Ridwan Kamil: Tidak ada Pergerakan di Jabar

Ridwan Kamil: Tidak ada Pergerakan di Jabar
Ridwan Kamil. ( Foto: Antara )
Adi Marsiela / FER Rabu, 22 Mei 2019 | 21:51 WIB

Bandung, Beritasatu.com - Gubernur Jawa Barat (Jabar), Ridwan Kamil, menyatakan, kondisi di wilayah dengan penduduk yang mencapai sedikitnya 46,5 juta jiwa secara umum aman.

"Tidak ada pergerakan di 27 kabupaten dan kota,” kata Ridwan di Gedung Pakuan, Bandung, Rabu (22/5/2019).

Pernyataan itu dia sampaikan usai berkoordinasi dengan Kepala Kepolisian Daerah (Kapolda) Jabar, Inspektur Jenderal Rudy Sufahriadi serta para bupati dan wali kota di wilayah Jabar. "Mereka menyatakan hal yang sama,” ujar Ridwan.

Terkait kondisi yang berkembang di sebagian titik di Jakarta, Ridwan mengungkapkan, sebaiknya semangat menyampaikan pendapat jangan dicederai dengan provokasi. Kondisi itu berdampak luas pada publik.

"Yang dirugikan masyarakat, tidak bisa kerja. Mobil terbakar, mereka yang meninggal dunia. Ada kesedihan mendalam jika proses berkompetisi tidak lewat hal yang konstitusional,” papar Ridwan.

Dia juga menyatakan duka cita mendalam terkait informasi meninggalnya seorang warga Depok akibat kericuhan di sekitar kantor Badan Pengawas Pemilu (Bawaslu), Jakarta.
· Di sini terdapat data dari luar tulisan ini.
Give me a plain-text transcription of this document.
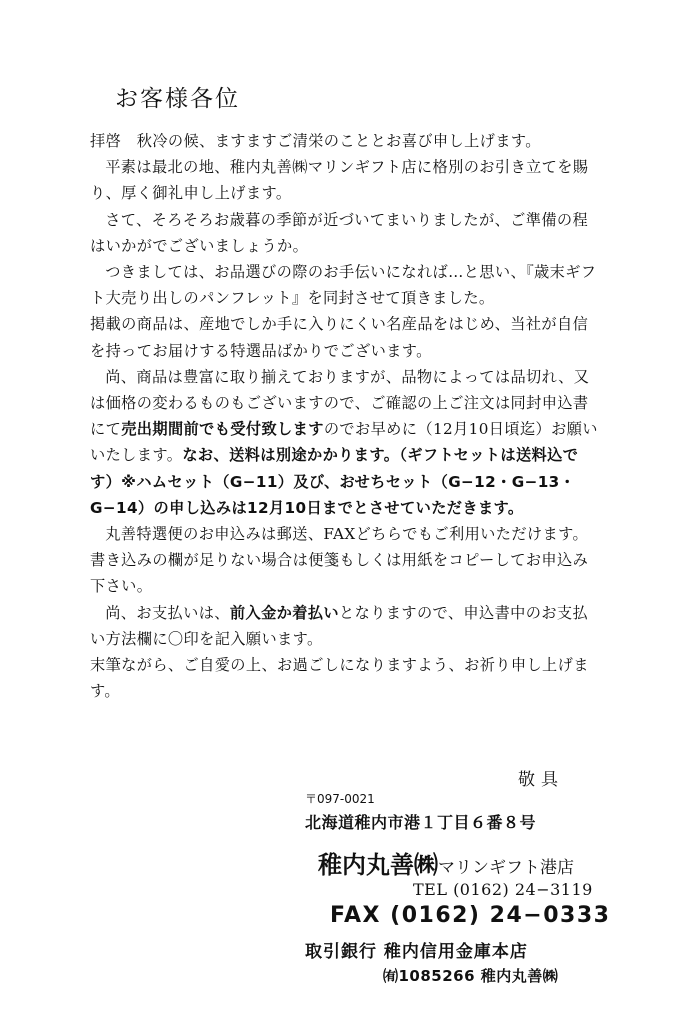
お客様各位

拝啓　秋冷の候、ますますご清栄のこととお喜び申し上げます。

平素は最北の地、稚内丸善㈱マリンギフト店に格別のお引き立てを賜り、厚く御礼申し上げます。

さて、そろそろお歳暮の季節が近づいてまいりましたが、ご準備の程はいかがでございましょうか。

つきましては、お品選びの際のお手伝いになれば…と思い、『歳末ギフト大売り出しのパンフレット』を同封させて頂きました。

掲載の商品は、産地でしか手に入りにくい名産品をはじめ、当社が自信を持ってお届けする特選品ばかりでございます。

尚、商品は豊富に取り揃えておりますが、品物によっては品切れ、又は価格の変わるものもございますので、ご確認の上ご注文は同封申込書にて売出期間前でも受付致しますのでお早めに（12月10日頃迄）お願いいたします。なお、送料は別途かかります。（ギフトセットは送料込です）※ハムセット（G−11）及び、おせちセット（G−12・G−13・G−14）の申し込みは12月10日までとさせていただきます。

丸善特選便のお申込みは郵送、FAXどちらでもご利用いただけます。書き込みの欄が足りない場合は便箋もしくは用紙をコピーしてお申込み下さい。

尚、お支払いは、前入金か着払いとなりますので、申込書中のお支払い方法欄に〇印を記入願います。

末筆ながら、ご自愛の上、お過ごしになりますよう、お祈り申し上げます。

敬具
〒097-0021
北海道稚内市港１丁目６番８号
稚内丸善㈱マリンギフト港店
TEL (0162) 24−3119
FAX (0162) 24−0333
取引銀行 稚内信用金庫本店
㈲1085266 稚内丸善㈱
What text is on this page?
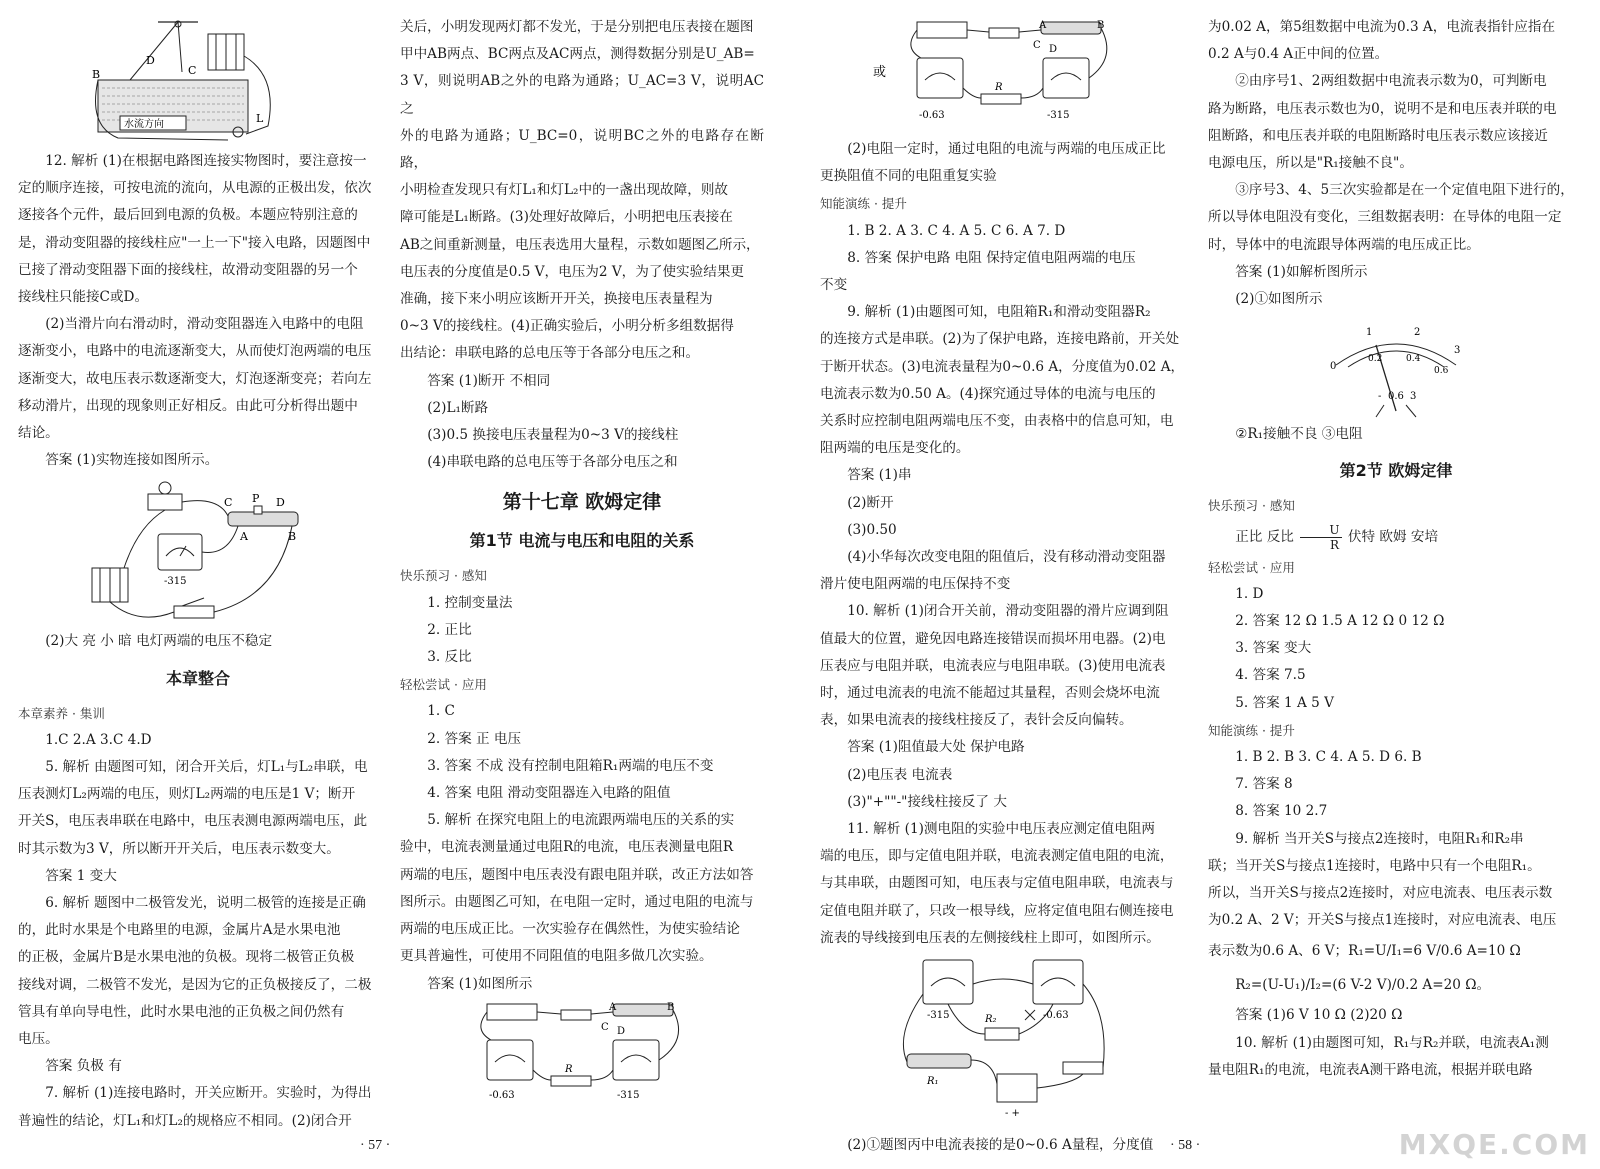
水流方向
B
D
C
L

12. 解析 (1)在根据电路图连接实物图时，要注意按一

定的顺序连接，可按电流的流向，从电源的正极出发，依次

逐接各个元件，最后回到电源的负极。本题应特别注意的

是，滑动变阻器的接线柱应"一上一下"接入电路，因题图中

已接了滑动变阻器下面的接线柱，故滑动变阻器的另一个

接线柱只能接C或D。

(2)当滑片向右滑动时，滑动变阻器连入电路中的电阻

逐渐变小，电路中的电流逐渐变大，从而使灯泡两端的电压

逐渐变大，故电压表示数逐渐变大，灯泡逐渐变亮；若向左

移动滑片，出现的现象则正好相反。由此可分析得出题中

结论。

答案 (1)实物连接如图所示。

C P D
A	B
-315

(2)大 亮 小 暗 电灯两端的电压不稳定

本章整合

本章素养 · 集训

1.C 2.A 3.C 4.D

5. 解析 由题图可知，闭合开关后，灯L₁与L₂串联，电

压表测灯L₂两端的电压，则灯L₂两端的电压是1 V；断开

开关S，电压表串联在电路中，电压表测电源两端电压，此

时其示数为3 V，所以断开开关后，电压表示数变大。

答案 1 变大

6. 解析 题图中二极管发光，说明二极管的连接是正确

的，此时水果是个电路里的电源，金属片A是水果电池

的正极，金属片B是水果电池的负极。现将二极管正负极

接线对调，二极管不发光，是因为它的正负极接反了，二极

管具有单向导电性，此时水果电池的正负极之间仍然有

电压。

答案 负极 有

7. 解析 (1)连接电路时，开关应断开。实验时，为得出

普遍性的结论，灯L₁和灯L₂的规格应不相同。(2)闭合开

关后，小明发现两灯都不发光，于是分别把电压表接在题图

甲中AB两点、BC两点及AC两点，测得数据分别是U_AB=

3 V，则说明AB之外的电路为通路；U_AC=3 V，说明AC之

外的电路为通路；U_BC=0，说明BC之外的电路存在断路，

小明检查发现只有灯L₁和灯L₂中的一盏出现故障，则故

障可能是L₁断路。(3)处理好故障后，小明把电压表接在

AB之间重新测量，电压表选用大量程，示数如题图乙所示，

电压表的分度值是0.5 V，电压为2 V，为了使实验结果更

准确，接下来小明应该断开开关，换接电压表量程为

0~3 V的接线柱。(4)正确实验后，小明分析多组数据得

出结论：串联电路的总电压等于各部分电压之和。

答案 (1)断开 不相同

(2)L₁断路

(3)0.5 换接电压表量程为0~3 V的接线柱

(4)串联电路的总电压等于各部分电压之和

第十七章 欧姆定律
第1节 电流与电压和电阻的关系

快乐预习 · 感知

1. 控制变量法

2. 正比

3. 反比

轻松尝试 · 应用

1. C

2. 答案 正 电压

3. 答案 不成 没有控制电阻箱R₁两端的电压不变

4. 答案 电阻 滑动变阻器连入电路的阻值

5. 解析 在探究电阻上的电流跟两端电压的关系的实

验中，电流表测量通过电阻R的电流，电压表测量电阻R

两端的电压，题图中电压表没有跟电阻并联，改正方法如答

图所示。由题图乙可知，在电阻一定时，通过电阻的电流与

两端的电压成正比。一次实验存在偶然性，为使实验结论

更具普遍性，可使用不同阻值的电阻多做几次实验。

答案 (1)如图所示

A	B
C D
R
-0.63	-315
或
A	B
C D
R
-0.63	-315

(2)电阻一定时，通过电阻的电流与两端的电压成正比

更换阻值不同的电阻重复实验

知能演练 · 提升

1. B 2. A 3. C 4. A 5. C 6. A 7. D

8. 答案 保护电路 电阻 保持定值电阻两端的电压

不变

9. 解析 (1)由题图可知，电阻箱R₁和滑动变阻器R₂

的连接方式是串联。(2)为了保护电路，连接电路前，开关处

于断开状态。(3)电流表量程为0~0.6 A，分度值为0.02 A，

电流表示数为0.50 A。(4)探究通过导体的电流与电压的

关系时应控制电阻两端电压不变，由表格中的信息可知，电

阻两端的电压是变化的。

答案 (1)串

(2)断开

(3)0.50

(4)小华每次改变电阻的阻值后，没有移动滑动变阻器

滑片使电阻两端的电压保持不变

10. 解析 (1)闭合开关前，滑动变阻器的滑片应调到阻

值最大的位置，避免因电路连接错误而损坏用电器。(2)电

压表应与电阻并联，电流表应与电阻串联。(3)使用电流表

时，通过电流表的电流不能超过其量程，否则会烧坏电流

表，如果电流表的接线柱接反了，表针会反向偏转。

答案 (1)阻值最大处 保护电路

(2)电压表 电流表

(3)"+""-"接线柱接反了 大

11. 解析 (1)测电阻的实验中电压表应测定值电阻两

端的电压，即与定值电阻并联，电流表测定值电阻的电流，

与其串联，由题图可知，电压表与定值电阻串联，电流表与

定值电阻并联了，只改一根导线，应将定值电阻右侧连接电

流表的导线接到电压表的左侧接线柱上即可，如图所示。

-315	R₂	-0.63
R₁
- +

(2)①题图丙中电流表接的是0~0.6 A量程，分度值

为0.02 A，第5组数据中电流为0.3 A，电流表指针应指在

0.2 A与0.4 A正中间的位置。

②由序号1、2两组数据中电流表示数为0，可判断电

路为断路，电压表示数也为0，说明不是和电压表并联的电

阻断路，和电压表并联的电阻断路时电压表示数应该接近

电源电压，所以是"R₁接触不良"。

③序号3、4、5三次实验都是在一个定值电阻下进行的，

所以导体电阻没有变化，三组数据表明：在导体的电阻一定

时，导体中的电流跟导体两端的电压成正比。

答案 (1)如解析图所示

(2)①如图所示

0
1	2
3
0.2	0.4
0.6
- 0.6 3

②R₁接触不良 ③电阻

第2节 欧姆定律

快乐预习 · 感知

正比 反比 $\frac{U}{R}$ 伏特 欧姆 安培

轻松尝试 · 应用

1. D

2. 答案 12 Ω 1.5 A 12 Ω 0 12 Ω

3. 答案 变大

4. 答案 7.5

5. 答案 1 A 5 V

知能演练 · 提升

1. B 2. B 3. C 4. A 5. D 6. B

7. 答案 8

8. 答案 10 2.7

9. 解析 当开关S与接点2连接时，电阻R₁和R₂串

联；当开关S与接点1连接时，电路中只有一个电阻R₁。

所以，当开关S与接点2连接时，对应电流表、电压表示数

为0.2 A、2 V；开关S与接点1连接时，对应电流表、电压

表示数为0.6 A、6 V；R₁=U/I₁=6 V/0.6 A=10 Ω

R₂=(U-U₁)/I₂=(6 V-2 V)/0.2 A=20 Ω。

答案 (1)6 V 10 Ω (2)20 Ω

10. 解析 (1)由题图可知，R₁与R₂并联，电流表A₁测

量电阻R₁的电流，电流表A测干路电流，根据并联电路

· 57 ·	· 58 ·	MXQE.COM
"Dia juga warga Jabar. Saya sudah mintakan protokoler mengirimkan bunga. Mudah-mudahan semua beres hari ini,,” tutur Ridwan.

Perkembangan situasi di Jakarta, sambung Ridwan, perlu mendapatkan perhatian semua pihak, termasuk media massa. Permintaannya ini terkait dengan maraknya disinformasi dan misinformasi yang beredar via media sosial. Dia meminta media massa untuk menjaga agar informasi yang diedarkan ke masyarakat bernada optimisme. "Memang breaking news itu anomali, ya bad news (yang disiarkan),” terangnya.

Ridwan berharap semua pihak bisa menjaga persatuan dan kesatuan. "Jangan pesimis melihat Indonesia. Masyarakat cenderung terbelah oleh pilihan duniawi dan butuh waktu panjang buat menjahitnya kembali," tambah Ridwan sembari mengingatkan perkembangan teknologi memiliki dampak positif dan negatif pada waktu berbarengan.